In großen Unternehmen ist PLM längst Standard, arbeiten Konstruktion, IT, Produktion und andere eng zusammen. Viele Konzerne haben sogar eigene Kompetenzzentren dafür. Von all dem kann der Mittelstand nur träumen. Was die digitale Transformation angeht, hinken viele kleinere Unternehmen einfach noch hinterher. Die Digitalisierung lastet auf den Schultern der Führungskräfte noch on top neben den vielen anderen Aufgaben, die das Management zu leisten hat. Dabei entwickeln sich allein schon das Thema KI und die damit verbundenen Möglichkeiten in einem unglaublich rasanten Tempo weiter.
Woher kommt der Name Optalio?
Es ist der Mix aus Optimieren, Algorithmus, Input und Output. Der Name sollte zu uns passen, gut klingen und durfte noch nicht geschützt sein. In einer launigen Runde kamen wir dann auf Optalio.

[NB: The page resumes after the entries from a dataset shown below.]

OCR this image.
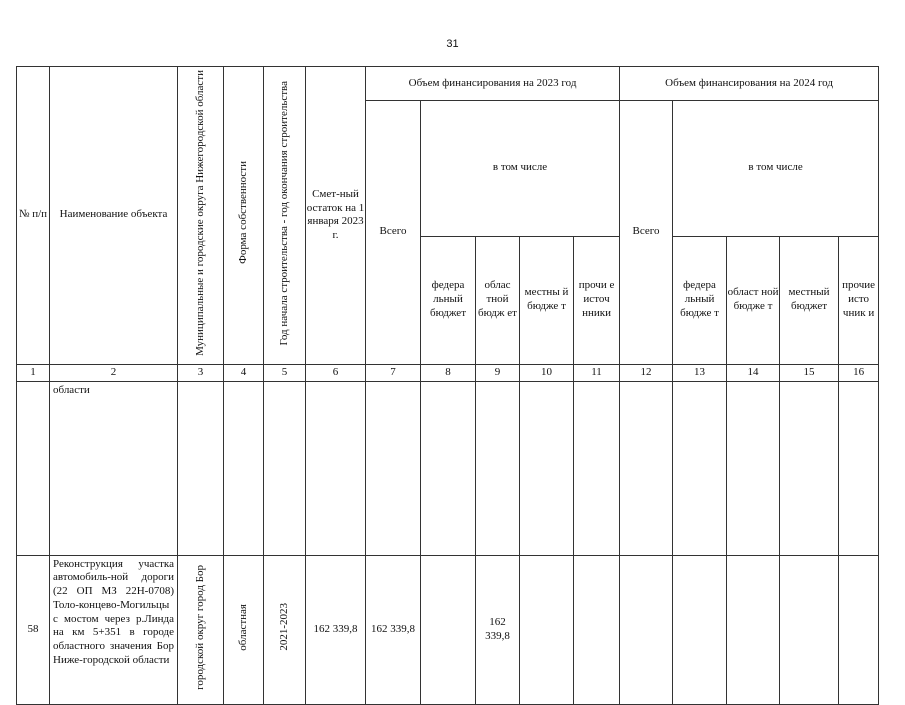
31
№ п/п	Наименование объекта	Муниципальные и городские округа Нижегородской области	Форма собственности	Год начала строительства - год окончания строительства	Смет-ный остаток на 1 января 2023 г.	Объем финансирования на 2023 год					Объем финансирования на 2024 год				
						Всего	в том числе				Всего	в том числе			
							федера льный бюджет	облас тной бюдж ет	местны й бюдже т	прочи е источ нники		федера льный бюдже т	област ной бюдже т	местный бюджет	прочие исто чник и
1	2	3	4	5	6	7	8	9	10	11	12	13	14	15	16
	области														
58	Реконструкция участка автомобиль-ной дороги (22 ОП МЗ 22Н-0708) Толо-концево-Могильцы с мостом через р.Линда на км 5+351 в городе областного значения Бор Ниже-городской области	городской округ город Бор	областная	2021-2023	162 339,8	162 339,8		162 339,8							
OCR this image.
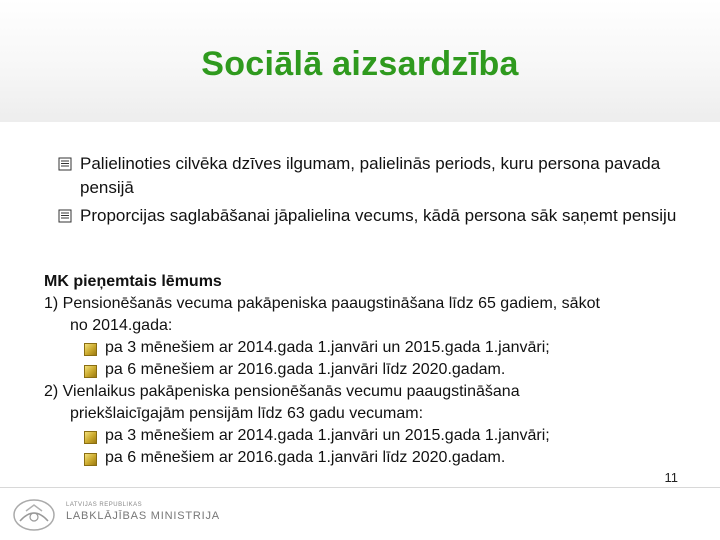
Sociālā aizsardzība
Palielinoties cilvēka dzīves ilgumam, palielinās periods, kuru persona pavada pensijā
Proporcijas saglabāšanai jāpalielina vecums, kādā persona sāk saņemt pensiju
MK pieņemtais lēmums
1) Pensionēšanās vecuma pakāpeniska paaugstināšana līdz 65 gadiem, sākot
no 2014.gada:
pa 3 mēnešiem ar 2014.gada 1.janvāri un 2015.gada 1.janvāri;
pa 6 mēnešiem ar 2016.gada 1.janvāri līdz 2020.gadam.
2) Vienlaikus pakāpeniska pensionēšanās vecumu paaugstināšana
priekšlaicīgajām pensijām līdz 63 gadu vecumam:
pa 3 mēnešiem ar 2014.gada 1.janvāri un 2015.gada 1.janvāri;
pa 6 mēnešiem ar 2016.gada 1.janvāri līdz 2020.gadam.
11
LATVIJAS REPUBLIKAS
LABKLĀJĪBAS MINISTRIJA
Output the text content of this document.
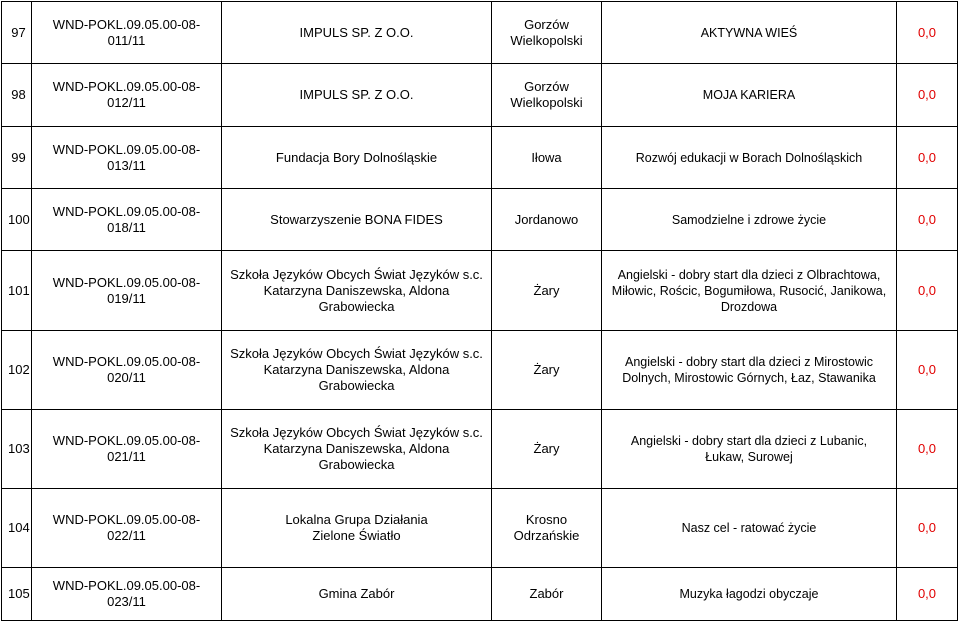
97	WND-POKL.09.05.00-08-011/11	IMPULS SP. Z O.O.	Gorzów
Wielkopolski	AKTYWNA WIEŚ	0,0
98	WND-POKL.09.05.00-08-012/11	IMPULS SP. Z O.O.	Gorzów
Wielkopolski	MOJA KARIERA	0,0
99	WND-POKL.09.05.00-08-013/11	Fundacja Bory Dolnośląskie	Iłowa	Rozwój edukacji w Borach Dolnośląskich	0,0
100	WND-POKL.09.05.00-08-018/11	Stowarzyszenie BONA FIDES	Jordanowo	Samodzielne i zdrowe życie	0,0
101	WND-POKL.09.05.00-08-019/11	Szkoła Języków Obcych Świat Języków s.c.
Katarzyna Daniszewska, Aldona Grabowiecka	Żary	Angielski - dobry start dla dzieci z Olbrachtowa,
Miłowic, Rościc, Bogumiłowa, Rusocić, Janikowa,
Drozdowa	0,0
102	WND-POKL.09.05.00-08-020/11	Szkoła Języków Obcych Świat Języków s.c.
Katarzyna Daniszewska, Aldona Grabowiecka	Żary	Angielski - dobry start dla dzieci z Mirostowic
Dolnych, Mirostowic Górnych, Łaz, Stawanika	0,0
103	WND-POKL.09.05.00-08-021/11	Szkoła Języków Obcych Świat Języków s.c.
Katarzyna Daniszewska, Aldona Grabowiecka	Żary	Angielski - dobry start dla dzieci z Lubanic,
Łukaw, Surowej	0,0
104	WND-POKL.09.05.00-08-022/11	Lokalna Grupa Działania
Zielone Światło	Krosno
Odrzańskie	Nasz cel - ratować życie	0,0
105	WND-POKL.09.05.00-08-023/11	Gmina Zabór	Zabór	Muzyka łagodzi obyczaje	0,0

Wann sind Sie mit Optalio gestartet?
Die Idee, mit intelligenter Software die digitale Transformation des produzierenden deutschen Mittelstands voranzutreiben, hatten Mitgründer Alexander Brehm und ich 2020. Wir sind beide im gleichen Hockeyklub und waren dort auch ehrenamtliche Trainer. Also hatten wir immer mal Zeit, um über Tools und Modelle zu diskutieren, die für den Mittelstand interessant sein könnten. Alexander ist Betriebswirt und auch in der Finanzwelt unterwegs. Ich entwickelte damals als Mathematiker in einem Ingenieurbüro entsprechende Programme für die Großindustrie. Für uns beide war absehbar, dass der Mittelstand bei der Digitalisierung nur schwer hinterherkommen würde. 2021 gründeten wir dann Optalio und haben inzwischen schon viele spannende Unternehmen bei ihrer digitalen Transformation unterstützt.
Haben Sie schon einmal erlebt, dass ein Unternehmen keine digitalen Daten zur Verfügung stellen konnte?
Die Zeiten von Excel, Klemmbrett und Papier in der Produktion sind vorbei. Gar keine Daten haben wir noch nicht erlebt. Aber manche Firmen haben eine schlechte Datenqualität. Das heißt, sie erheben Daten, aber die sind lückenhaft. Man hat zum Beispiel einen digitalen Fertigungsplan, aber längst ganz andere Einstellungen als ursprünglich geplant. Erfahrene Mitarbeiter wissen genau was zu tun ist, weil sie „ihre“ Maschine kennen, dokumentieren aber nicht konsequent genug, was sie bei einem Werkzeugwechsel, Stillständen und ähnlichem tun. Aber genau das sind wichtige Informationen, die die KI braucht, um arbeiten zu können.